È quel senso sapiente della misura delle cose della vita e nel rapporto con Dio che è decisamente sfuggito di mano al pubblicano della parabola lucana (cf. Lc 18,9-14). Come quasi sempre accade nelle parabole, le cose sono presentate in modo talmente esagerato da far entrare subito in empatia con il povero pubblicano, che si ferma a distanza, non alza gli occhi al cielo e si batte il petto in modo sincero.
Luca avvisa il lettore che la parabola è stata pronunciata per smascherare coloro che attorno a Gesù avevano «l’intima presunzione di essere giusti e disprezzavano gli altri». Un antico vizietto che si è infilato anche tra le righe dei discepoli. E di qualche nostalgico tradizionalista. "Essere giustificati" nella tradizione giudaica vuol dire essere trovati giusti davanti a Dio.
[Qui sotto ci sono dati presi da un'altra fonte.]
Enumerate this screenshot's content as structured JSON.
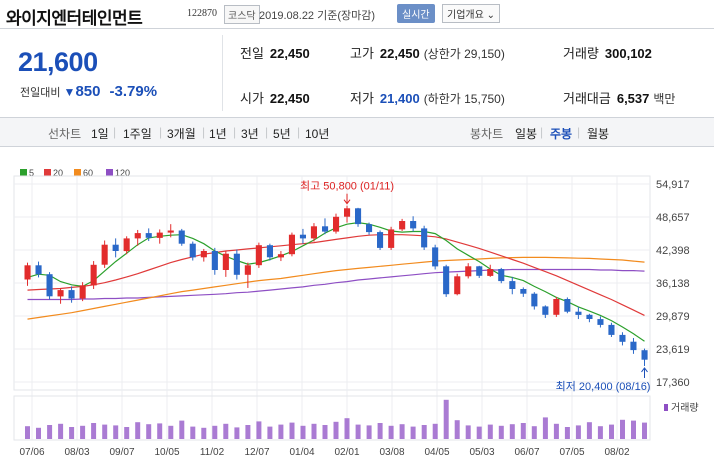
{
  "header": {
    "name": "와이지엔터테인먼트",
    "code": "122870",
    "market": "코스닥",
    "date": "2019.08.22 기준(장마감)",
    "realtime_btn": "실시간",
    "company_btn": "기업개요 ⌄"
  },
  "quote": {
    "price": "21,600",
    "change_label": "전일대비",
    "change_arrow": "▼",
    "change_amount": "850",
    "change_pct": "-3.79%",
    "prev_close_label": "전일",
    "prev_close": "22,450",
    "open_label": "시가",
    "open": "22,450",
    "high_label": "고가",
    "high": "22,450",
    "upper_limit": "(상한가 29,150)",
    "low_label": "저가",
    "low": "21,400",
    "lower_limit": "(하한가 15,750)",
    "volume_label": "거래량",
    "volume": "300,102",
    "amount_label": "거래대금",
    "amount": "6,537",
    "amount_unit": "백만"
  },
  "toolbar": {
    "line_label": "선차트",
    "ranges": [
      "1일",
      "1주일",
      "3개월",
      "1년",
      "3년",
      "5년",
      "10년"
    ],
    "candle_label": "봉차트",
    "candles": [
      "일봉",
      "주봉",
      "월봉"
    ],
    "candle_selected": 1
  },
  "colors": {
    "accent": "#1b4fb8",
    "up": "#e22c2c",
    "down": "#2a68c8",
    "ma5": "#2ca02c",
    "ma20": "#e03a3a",
    "ma60": "#f28b1e",
    "ma120": "#8e4fc4",
    "volume": "#8e4fc4"
  },
  "chart_data": {
    "type": "candlestick",
    "title": "",
    "legend": [
      {
        "name": "5",
        "color": "#2ca02c"
      },
      {
        "name": "20",
        "color": "#e03a3a"
      },
      {
        "name": "60",
        "color": "#f28b1e"
      },
      {
        "name": "120",
        "color": "#8e4fc4"
      }
    ],
    "ylim": [
      17360,
      54917
    ],
    "y_ticks": [
      "54,917",
      "48,657",
      "42,398",
      "36,138",
      "29,879",
      "23,619",
      "17,360"
    ],
    "x_ticks": [
      "07/06",
      "08/03",
      "09/07",
      "10/05",
      "11/02",
      "12/07",
      "01/04",
      "02/01",
      "03/08",
      "04/05",
      "05/03",
      "06/07",
      "07/05",
      "08/02"
    ],
    "high_annotation": "최고 50,800 (01/11)",
    "low_annotation": "최저 20,400 (08/16)",
    "volume_label": "거래량",
    "candles": [
      [
        36800,
        40000,
        35600,
        39500
      ],
      [
        39500,
        40200,
        37200,
        37800
      ],
      [
        37800,
        38200,
        33000,
        33600
      ],
      [
        33600,
        35200,
        32200,
        34800
      ],
      [
        34800,
        35500,
        32400,
        33200
      ],
      [
        33200,
        36300,
        32700,
        35700
      ],
      [
        35700,
        40300,
        35000,
        39600
      ],
      [
        39600,
        44200,
        39000,
        43400
      ],
      [
        43400,
        44600,
        41000,
        42200
      ],
      [
        42200,
        45000,
        41600,
        44600
      ],
      [
        44600,
        46200,
        43200,
        45600
      ],
      [
        45600,
        46500,
        44100,
        44700
      ],
      [
        44700,
        46300,
        43600,
        45700
      ],
      [
        45700,
        47300,
        44800,
        46100
      ],
      [
        46100,
        46400,
        43200,
        43600
      ],
      [
        43600,
        44000,
        40400,
        41000
      ],
      [
        41000,
        42600,
        40200,
        42200
      ],
      [
        42200,
        42800,
        37700,
        38600
      ],
      [
        38600,
        42300,
        37300,
        41700
      ],
      [
        41700,
        42500,
        36800,
        37700
      ],
      [
        37700,
        40000,
        35200,
        39500
      ],
      [
        39500,
        43800,
        39000,
        43300
      ],
      [
        43300,
        43600,
        40400,
        41000
      ],
      [
        41000,
        42200,
        40300,
        41600
      ],
      [
        41600,
        45700,
        41200,
        45300
      ],
      [
        45300,
        46400,
        43600,
        44600
      ],
      [
        44600,
        47500,
        44000,
        46900
      ],
      [
        46900,
        48400,
        45400,
        45900
      ],
      [
        45900,
        49300,
        45500,
        48700
      ],
      [
        48700,
        50800,
        47600,
        50300
      ],
      [
        50300,
        50400,
        46800,
        47300
      ],
      [
        47300,
        47600,
        45300,
        45800
      ],
      [
        45800,
        46100,
        42400,
        42800
      ],
      [
        42800,
        46800,
        42400,
        46300
      ],
      [
        46300,
        48300,
        46000,
        47900
      ],
      [
        47900,
        48800,
        45900,
        46500
      ],
      [
        46500,
        47000,
        42400,
        42900
      ],
      [
        42900,
        43400,
        38700,
        39300
      ],
      [
        39300,
        39600,
        33500,
        34000
      ],
      [
        34000,
        37900,
        33800,
        37400
      ],
      [
        37400,
        39900,
        37000,
        39300
      ],
      [
        39300,
        39400,
        37100,
        37500
      ],
      [
        37500,
        39600,
        37300,
        38800
      ],
      [
        38800,
        39000,
        36100,
        36500
      ],
      [
        36500,
        37300,
        34000,
        35000
      ],
      [
        35000,
        35300,
        33500,
        34100
      ],
      [
        34100,
        34400,
        31100,
        31700
      ],
      [
        31700,
        31900,
        29500,
        30100
      ],
      [
        30100,
        33500,
        29700,
        33100
      ],
      [
        33100,
        33400,
        30400,
        30700
      ],
      [
        30700,
        31600,
        29300,
        30100
      ],
      [
        30100,
        30300,
        28700,
        29300
      ],
      [
        29300,
        29800,
        27700,
        28200
      ],
      [
        28200,
        28600,
        25900,
        26300
      ],
      [
        26300,
        26800,
        24300,
        25000
      ],
      [
        25000,
        25700,
        22700,
        23400
      ],
      [
        23400,
        23700,
        20400,
        21600
      ]
    ],
    "ma5": [
      37200,
      37800,
      37600,
      36400,
      35800,
      35500,
      36600,
      38400,
      40200,
      41800,
      43400,
      44700,
      45000,
      45200,
      45300,
      44600,
      43600,
      42200,
      41200,
      40400,
      39700,
      40000,
      40600,
      41300,
      42100,
      43200,
      44300,
      45600,
      46600,
      47300,
      47600,
      47300,
      46700,
      46000,
      45800,
      45900,
      45900,
      45500,
      44200,
      42600,
      41400,
      40200,
      38800,
      37600,
      37200,
      36600,
      35500,
      34500,
      33400,
      32600,
      31600,
      30800,
      30000,
      29000,
      27800,
      26500,
      25100
    ],
    "ma20": [
      34800,
      34900,
      35000,
      35100,
      35300,
      35500,
      35800,
      36200,
      36700,
      37300,
      37900,
      38600,
      39300,
      40000,
      40600,
      41100,
      41600,
      41900,
      42200,
      42400,
      42600,
      42800,
      43000,
      43200,
      43400,
      43600,
      43800,
      44100,
      44400,
      44700,
      45000,
      45200,
      45300,
      45300,
      45300,
      45200,
      45100,
      44900,
      44500,
      43900,
      43300,
      42700,
      42000,
      41300,
      40600,
      39900,
      39100,
      38300,
      37500,
      36600,
      35700,
      34800,
      33900,
      33000,
      32000,
      31000,
      30000
    ],
    "ma60": [
      29300,
      29600,
      29900,
      30200,
      30500,
      30900,
      31300,
      31700,
      32100,
      32500,
      32900,
      33300,
      33700,
      34100,
      34500,
      34800,
      35100,
      35400,
      35700,
      36000,
      36300,
      36600,
      36800,
      37000,
      37300,
      37600,
      37900,
      38200,
      38500,
      38700,
      38900,
      39100,
      39300,
      39500,
      39700,
      39900,
      40100,
      40300,
      40400,
      40500,
      40600,
      40700,
      40800,
      40900,
      40950,
      41000,
      41000,
      41000,
      40950,
      40900,
      40850,
      40800,
      40700,
      40600,
      40500,
      40300,
      40100
    ],
    "ma120": [
      33000,
      33000,
      33000,
      33000,
      33000,
      33100,
      33100,
      33200,
      33200,
      33300,
      33300,
      33400,
      33500,
      33600,
      33700,
      33800,
      33900,
      34000,
      34100,
      34300,
      34400,
      34600,
      34800,
      35000,
      35200,
      35400,
      35700,
      35900,
      36200,
      36400,
      36700,
      36900,
      37100,
      37300,
      37500,
      37700,
      37900,
      38100,
      38200,
      38300,
      38400,
      38500,
      38600,
      38600,
      38700,
      38700,
      38700,
      38700,
      38700,
      38700,
      38700,
      38700,
      38600,
      38600,
      38500,
      38500,
      38400
    ],
    "volume": [
      0.32,
      0.28,
      0.35,
      0.38,
      0.3,
      0.33,
      0.4,
      0.36,
      0.34,
      0.3,
      0.42,
      0.37,
      0.39,
      0.33,
      0.46,
      0.31,
      0.28,
      0.33,
      0.38,
      0.29,
      0.35,
      0.44,
      0.31,
      0.36,
      0.41,
      0.33,
      0.38,
      0.35,
      0.43,
      0.52,
      0.36,
      0.34,
      0.4,
      0.33,
      0.37,
      0.31,
      0.35,
      0.38,
      0.98,
      0.47,
      0.34,
      0.31,
      0.36,
      0.33,
      0.37,
      0.4,
      0.32,
      0.54,
      0.38,
      0.3,
      0.34,
      0.42,
      0.32,
      0.36,
      0.48,
      0.46,
      0.41
    ]
  }
}
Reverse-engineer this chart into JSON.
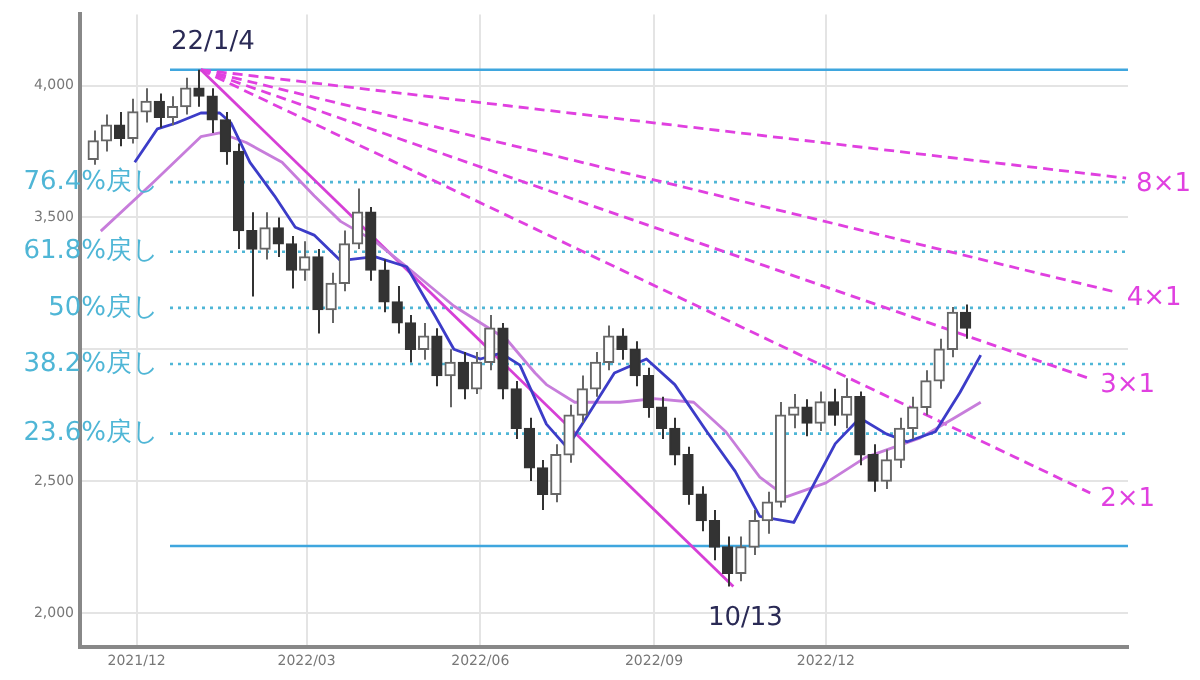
{
  "chart_data": {
    "type": "candlestick",
    "colors": [
      "#666666",
      "#666666",
      "#333333",
      "#666666",
      "#666666",
      "#333333",
      "#666666",
      "#666666",
      "#333333",
      "#333333",
      "#333333",
      "#333333",
      "#333333",
      "#666666",
      "#333333",
      "#333333",
      "#666666",
      "#333333",
      "#666666",
      "#666666",
      "#666666",
      "#333333",
      "#333333",
      "#333333",
      "#333333",
      "#666666",
      "#333333",
      "#666666",
      "#333333",
      "#666666",
      "#666666",
      "#333333",
      "#333333",
      "#333333",
      "#333333",
      "#666666",
      "#666666",
      "#666666",
      "#666666",
      "#666666",
      "#333333",
      "#333333",
      "#333333",
      "#333333",
      "#333333",
      "#333333",
      "#333333",
      "#333333",
      "#333333",
      "#666666",
      "#666666",
      "#666666",
      "#666666",
      "#666666",
      "#333333",
      "#666666",
      "#333333",
      "#666666",
      "#333333",
      "#333333",
      "#666666",
      "#666666",
      "#666666",
      "#666666",
      "#666666",
      "#666666",
      "#333333"
    ],
    "x": [
      "2021-11-08",
      "2021-11-15",
      "2021-11-22",
      "2021-11-29",
      "2021-12-06",
      "2021-12-13",
      "2021-12-20",
      "2021-12-27",
      "2022-01-03",
      "2022-01-10",
      "2022-01-17",
      "2022-01-24",
      "2022-01-31",
      "2022-02-07",
      "2022-02-14",
      "2022-02-21",
      "2022-02-28",
      "2022-03-07",
      "2022-03-14",
      "2022-03-21",
      "2022-03-28",
      "2022-04-04",
      "2022-04-11",
      "2022-04-18",
      "2022-04-25",
      "2022-05-02",
      "2022-05-09",
      "2022-05-16",
      "2022-05-23",
      "2022-05-30",
      "2022-06-06",
      "2022-06-13",
      "2022-06-20",
      "2022-06-27",
      "2022-07-04",
      "2022-07-11",
      "2022-07-18",
      "2022-07-25",
      "2022-08-01",
      "2022-08-08",
      "2022-08-15",
      "2022-08-22",
      "2022-08-29",
      "2022-09-05",
      "2022-09-12",
      "2022-09-19",
      "2022-09-26",
      "2022-10-03",
      "2022-10-10",
      "2022-10-17",
      "2022-10-24",
      "2022-10-31",
      "2022-11-07",
      "2022-11-14",
      "2022-11-21",
      "2022-11-28",
      "2022-12-05",
      "2022-12-12",
      "2022-12-19",
      "2022-12-26",
      "2023-01-02",
      "2023-01-09",
      "2023-01-16",
      "2023-01-23",
      "2023-01-30",
      "2023-02-06",
      "2023-02-13"
    ],
    "ohlc": [
      [
        3720,
        3830,
        3700,
        3790
      ],
      [
        3790,
        3890,
        3750,
        3850
      ],
      [
        3850,
        3900,
        3770,
        3800
      ],
      [
        3800,
        3950,
        3780,
        3900
      ],
      [
        3900,
        3990,
        3860,
        3940
      ],
      [
        3940,
        3970,
        3840,
        3880
      ],
      [
        3880,
        3960,
        3850,
        3920
      ],
      [
        3920,
        4030,
        3890,
        3990
      ],
      [
        3990,
        4060,
        3920,
        3960
      ],
      [
        3960,
        3990,
        3820,
        3870
      ],
      [
        3870,
        3900,
        3700,
        3750
      ],
      [
        3750,
        3780,
        3380,
        3450
      ],
      [
        3450,
        3520,
        3200,
        3380
      ],
      [
        3380,
        3520,
        3340,
        3460
      ],
      [
        3460,
        3500,
        3350,
        3400
      ],
      [
        3400,
        3430,
        3230,
        3300
      ],
      [
        3300,
        3410,
        3260,
        3350
      ],
      [
        3350,
        3380,
        3060,
        3150
      ],
      [
        3150,
        3290,
        3100,
        3250
      ],
      [
        3250,
        3450,
        3220,
        3400
      ],
      [
        3400,
        3610,
        3380,
        3520
      ],
      [
        3520,
        3540,
        3260,
        3300
      ],
      [
        3300,
        3340,
        3140,
        3180
      ],
      [
        3180,
        3240,
        3060,
        3100
      ],
      [
        3100,
        3130,
        2950,
        3000
      ],
      [
        3000,
        3100,
        2960,
        3050
      ],
      [
        3050,
        3080,
        2860,
        2900
      ],
      [
        2900,
        3000,
        2780,
        2950
      ],
      [
        2950,
        2990,
        2810,
        2850
      ],
      [
        2850,
        2990,
        2830,
        2950
      ],
      [
        2950,
        3130,
        2920,
        3080
      ],
      [
        3080,
        3100,
        2810,
        2850
      ],
      [
        2850,
        2880,
        2660,
        2700
      ],
      [
        2700,
        2740,
        2500,
        2550
      ],
      [
        2550,
        2580,
        2390,
        2450
      ],
      [
        2450,
        2640,
        2420,
        2600
      ],
      [
        2600,
        2790,
        2570,
        2750
      ],
      [
        2750,
        2900,
        2720,
        2850
      ],
      [
        2850,
        2990,
        2820,
        2950
      ],
      [
        2950,
        3090,
        2920,
        3050
      ],
      [
        3050,
        3080,
        2960,
        3000
      ],
      [
        3000,
        3030,
        2860,
        2900
      ],
      [
        2900,
        2930,
        2740,
        2780
      ],
      [
        2780,
        2820,
        2660,
        2700
      ],
      [
        2700,
        2740,
        2560,
        2600
      ],
      [
        2600,
        2630,
        2410,
        2450
      ],
      [
        2450,
        2480,
        2310,
        2350
      ],
      [
        2350,
        2390,
        2200,
        2250
      ],
      [
        2250,
        2290,
        2100,
        2150
      ],
      [
        2150,
        2290,
        2120,
        2250
      ],
      [
        2250,
        2390,
        2220,
        2350
      ],
      [
        2350,
        2460,
        2300,
        2420
      ],
      [
        2420,
        2800,
        2400,
        2750
      ],
      [
        2750,
        2830,
        2700,
        2780
      ],
      [
        2780,
        2810,
        2670,
        2720
      ],
      [
        2720,
        2840,
        2690,
        2800
      ],
      [
        2800,
        2850,
        2710,
        2750
      ],
      [
        2750,
        2890,
        2700,
        2820
      ],
      [
        2820,
        2840,
        2560,
        2600
      ],
      [
        2600,
        2640,
        2460,
        2500
      ],
      [
        2500,
        2620,
        2470,
        2580
      ],
      [
        2580,
        2740,
        2550,
        2700
      ],
      [
        2700,
        2820,
        2660,
        2780
      ],
      [
        2780,
        2920,
        2750,
        2880
      ],
      [
        2880,
        3040,
        2850,
        3000
      ],
      [
        3000,
        3160,
        2970,
        3140
      ],
      [
        3140,
        3170,
        3040,
        3080
      ]
    ],
    "series": [
      {
        "type": "line",
        "color": "#3c3cc8",
        "line_style": "solid",
        "x": [
          "2021-11-30",
          "2021-12-12",
          "2021-12-22",
          "2022-01-04",
          "2022-01-14",
          "2022-01-20",
          "2022-01-30",
          "2022-02-12",
          "2022-02-23",
          "2022-03-05",
          "2022-03-19",
          "2022-04-06",
          "2022-04-23",
          "2022-05-08",
          "2022-05-18",
          "2022-06-01",
          "2022-06-12",
          "2022-06-22",
          "2022-07-06",
          "2022-07-17",
          "2022-07-27",
          "2022-08-11",
          "2022-08-28",
          "2022-09-12",
          "2022-09-29",
          "2022-10-14",
          "2022-10-27",
          "2022-11-14",
          "2022-11-25",
          "2022-12-06",
          "2022-12-19",
          "2023-01-02",
          "2023-01-13",
          "2023-01-28",
          "2023-02-10",
          "2023-02-21"
        ],
        "values": [
          3709,
          3836,
          3858,
          3896,
          3896,
          3858,
          3709,
          3582,
          3463,
          3433,
          3336,
          3351,
          3313,
          3127,
          3000,
          2963,
          2985,
          2940,
          2716,
          2627,
          2739,
          2910,
          2963,
          2866,
          2687,
          2537,
          2366,
          2343,
          2493,
          2642,
          2739,
          2679,
          2649,
          2687,
          2836,
          2978
        ]
      },
      {
        "type": "line",
        "color": "#c77ddb",
        "line_style": "solid",
        "x": [
          "2021-11-12",
          "2021-12-10",
          "2022-01-04",
          "2022-01-14",
          "2022-01-28",
          "2022-02-16",
          "2022-03-05",
          "2022-03-19",
          "2022-04-06",
          "2022-04-23",
          "2022-05-18",
          "2022-06-15",
          "2022-06-30",
          "2022-07-06",
          "2022-07-21",
          "2022-08-14",
          "2022-09-01",
          "2022-09-22",
          "2022-10-09",
          "2022-10-27",
          "2022-11-10",
          "2022-12-01",
          "2022-12-22",
          "2023-01-20",
          "2023-02-07",
          "2023-02-21"
        ],
        "values": [
          3448,
          3634,
          3806,
          3821,
          3784,
          3709,
          3582,
          3485,
          3410,
          3313,
          3164,
          3037,
          2910,
          2866,
          2799,
          2799,
          2813,
          2799,
          2687,
          2515,
          2440,
          2493,
          2590,
          2664,
          2739,
          2799
        ]
      },
      {
        "type": "line",
        "color": "#d63fd6",
        "line_style": "solid",
        "x": [
          "2022-01-04",
          "2022-10-13"
        ],
        "values": [
          4060,
          2100
        ]
      },
      {
        "type": "line",
        "name": "2×1",
        "color": "#e040e0",
        "line_style": "dashed",
        "x": [
          "2022-01-04",
          "2023-04-20"
        ],
        "values": [
          4060,
          2455
        ]
      },
      {
        "type": "line",
        "name": "3×1",
        "color": "#e040e0",
        "line_style": "dashed",
        "x": [
          "2022-01-04",
          "2023-04-20"
        ],
        "values": [
          4060,
          2888
        ]
      },
      {
        "type": "line",
        "name": "4×1",
        "color": "#e040e0",
        "line_style": "dashed",
        "x": [
          "2022-01-04",
          "2023-05-04"
        ],
        "values": [
          4060,
          3216
        ]
      },
      {
        "type": "line",
        "name": "8×1",
        "color": "#e040e0",
        "line_style": "dashed",
        "x": [
          "2022-01-04",
          "2023-05-09"
        ],
        "values": [
          4060,
          3649
        ]
      }
    ],
    "ref_lines": [
      {
        "axis": "y",
        "value": 4060,
        "label": null,
        "color": "#3fa6de",
        "line_style": "solid"
      },
      {
        "axis": "y",
        "value": 3634,
        "label": "76.4%戻し",
        "color": "#4fb6d6",
        "line_style": "dotted"
      },
      {
        "axis": "y",
        "value": 3370,
        "label": "61.8%戻し",
        "color": "#4fb6d6",
        "line_style": "dotted"
      },
      {
        "axis": "y",
        "value": 3157,
        "label": "50%戻し",
        "color": "#4fb6d6",
        "line_style": "dotted"
      },
      {
        "axis": "y",
        "value": 2944,
        "label": "38.2%戻し",
        "color": "#4fb6d6",
        "line_style": "dotted"
      },
      {
        "axis": "y",
        "value": 2680,
        "label": "23.6%戻し",
        "color": "#4fb6d6",
        "line_style": "dotted"
      },
      {
        "axis": "y",
        "value": 2254,
        "label": null,
        "color": "#3fa6de",
        "line_style": "solid"
      }
    ],
    "annotations": [
      {
        "text": "22/1/4",
        "x": "2022-01-04",
        "y": 4060
      },
      {
        "text": "10/13",
        "x": "2022-10-13",
        "y": 2100
      }
    ],
    "xlim": [
      "2021-11-01",
      "2023-05-10"
    ],
    "xticks": [
      {
        "value": "2021-12",
        "label": "2021/12"
      },
      {
        "value": "2022-03",
        "label": "2022/03"
      },
      {
        "value": "2022-06",
        "label": "2022/06"
      },
      {
        "value": "2022-09",
        "label": "2022/09"
      },
      {
        "value": "2022-12",
        "label": "2022/12"
      }
    ],
    "ylim": [
      1870,
      4270
    ],
    "yticks": [
      {
        "value": 2000,
        "label": "2,000"
      },
      {
        "value": 2500,
        "label": "2,500"
      },
      {
        "value": 3000,
        "label": null
      },
      {
        "value": 3500,
        "label": "3,500"
      },
      {
        "value": 4000,
        "label": "4,000"
      }
    ],
    "grid": true
  }
}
E questo, scrive Paolo ai Filippesi (cfr. Fil 3,9), è possibile solo per grazia e non per meriti personali.
Vale anche per oggi? Forse bisogna aggiornare un poco il linguaggio, ma la sostanza non camabia. Tendenzialmente a ben vedere tutti ci sentiamo così poco “a posto” con il Signore e con gli altri, al punto che questo rischia di diventare una sorta di alibi collettivo per non impegnarsi più per la giustizia ed il bene: "Il mondo va a rotoli? E che ci posso fare?". Siamo diventati esperti in autoassoluzione e una riflessione sul sacramento della confessione pubblicata su Avvenire qualche giorno fa lo ha ricordato. Chiamando in causa (giustamente, per una volta) anche i preti.
Le nostre vite sono diventate così terribilmente complicate, vero! Però la parabola ricorda che quello che salva è l’umiltà del cuore, non le giustificazioni che possiamo presentare per le nostre libere scelte.
È la consapevolezza del limite che fa salire la preghiera. Ma è la certezza nella fede di essere accolti con infinita benevolenza così come siamo, poveri peccatori, che la trasforma in danza di lode!